Оделись мы теплее, взяли ружья и патронташи.
– На часик – на два, – говорит жене Василий.
– Знаю я ваши часик – на два, – говорит Людмила, окунув в ведро с водой веник и выметая им из-под кровати пыль. – Грязи сколько накопил тут!.. Как в свинарнике… К ужину вернётесь? – не глядя на нас, спрашивает.
– Ну, дык, – отвечает ей Василий. И говорит: – В ямке мясо, сохатина… только вымочить маленько.
– Обойдётесь и картошкой… И без мяса вон опухли.
Я уж помалкиваю, рта не раскрываю, чтобы не ляпнуть чего лишнего нечаянно и не нарушить этим ненароком в семейной чете зыбкое, хрупкое перемирие, негласно установленное ею, четой, при посторонних. Так-то бы шороху тут было.
Покинули мы, словно застеснялись, избушку. Наполнили в омшаннике, сделав перед этим ложный и непростой манёвр-обход для мнительной и подозрительной Людмилы – провожала взглядом нас она в оконце – и подступив к омшаннику со стороны леса, десятилитровую канистру медовухой, поместили канистру в рюкзак, пошли медведя караулить.
Идём.
Хорошо.
Воля.
До ближайшего населённого пункта километров пятьдесят, не меньше.
Душа поёт – на солнце-то развеселилась – пусть уж, если её снаружи-то не слышно.
Небо полностью уже от туч-клочков, остатков пелены, освободилось, птицы в нём строчат по ясно-голубому – тексты птичьи сочиняют – сверху, снизу ли их кто читает, для себя ли только предназначено? – ликуют, и особенно – стрижи уж.
Ветерок унялся ещё утром, солнце встало, обогрело чуть, и успокоился, будто дело своё сделал – о восходе всех и всё предупредил, – ну и улёгся. И деревья истомились, млеют в светлой дрёме. Листья трепещут только на осинах – те уж в память об Иуде.
– К вечеру похолодает, – говорит Василий, сам себя как будто убеждая. – Медовуху-то поэтому… согреться.
– Ну, конечно, – соглашаюсь. Идти до лабаза километра три.
Идём. Земля под ногами сырая, трава мокрая – скользим. И сердце бьётся. Наверное – бьётся. Идём. Точнее-то – шагаем.

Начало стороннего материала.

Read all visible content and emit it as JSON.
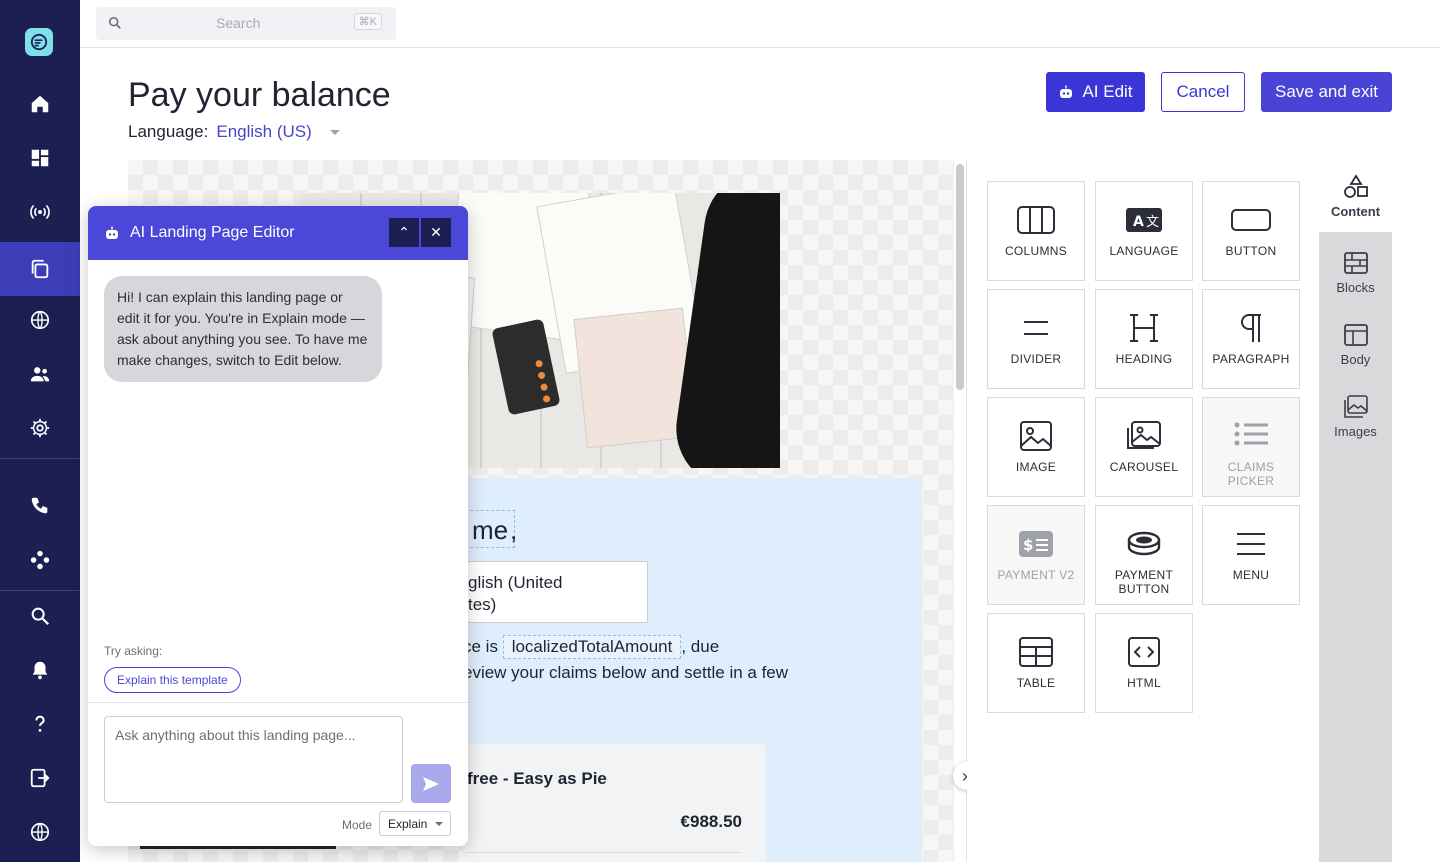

Тепло. Даже жарко. Телогрейки на нас расстёгнуты. Шапочки вязаные сняты с головы, пока в карманах. Воспаряет. Сопки курятся за Тыей: стояли сырые, теперь, как грибы-боровики, варятся – так о них подумать можно. И похоже. А там, далеко-далеко, над синим Исленьским кряжем, дымка сизая клубится – марево. Ислень торопится там к океану. Ну, одним словом, благодать. После мокрети-то долгой.
Идём. Молчится. Хорошо и так, без разговору.
Пришли. На парящей, подсыхающей, гнилой колоде возле поля отдохнули – не устали – для порядку:
Час сидим, другой. Ни словом не обмолвились. Но не скучаем. Присутствуем. Не где попало, слава Богу.
Сороки застрекотали – мы и дыхание-то затаили. Вслушиваемся и вглядываемся. Глаза и уши – всё, что от нас осталось будто разом. Курок под пальцем – не взведённый. Ждём. Солнце ещё высоко – у нас за спинами, наблюдать нам не мешает. Вышла из сосняжка, видим, в дальний угол поля медведица с тремя медвежатами. Бурая. Крупная. Мыши в траве шороборятся, слышим, а как она приблизилась к полю, нет. Встала на задние лапы – ого-го! Обнюхивается, тянет со всех сторон к себе воздух. Шлёпнула затем вякающего медвежонка по заднице – полетел тот от неё кубарем – чем-то, видно, провинился. Опустилась рыхло на все лапы, развернулась, пошла прочь. Побежали за ней, прискакивая, медвежата. Не полакомились.
Помаячил мне Василий: нас, мол, учуяла – старая, опытная. И хорошо, что, мол, ушла-то: медвежат сиротами оставлять жалко.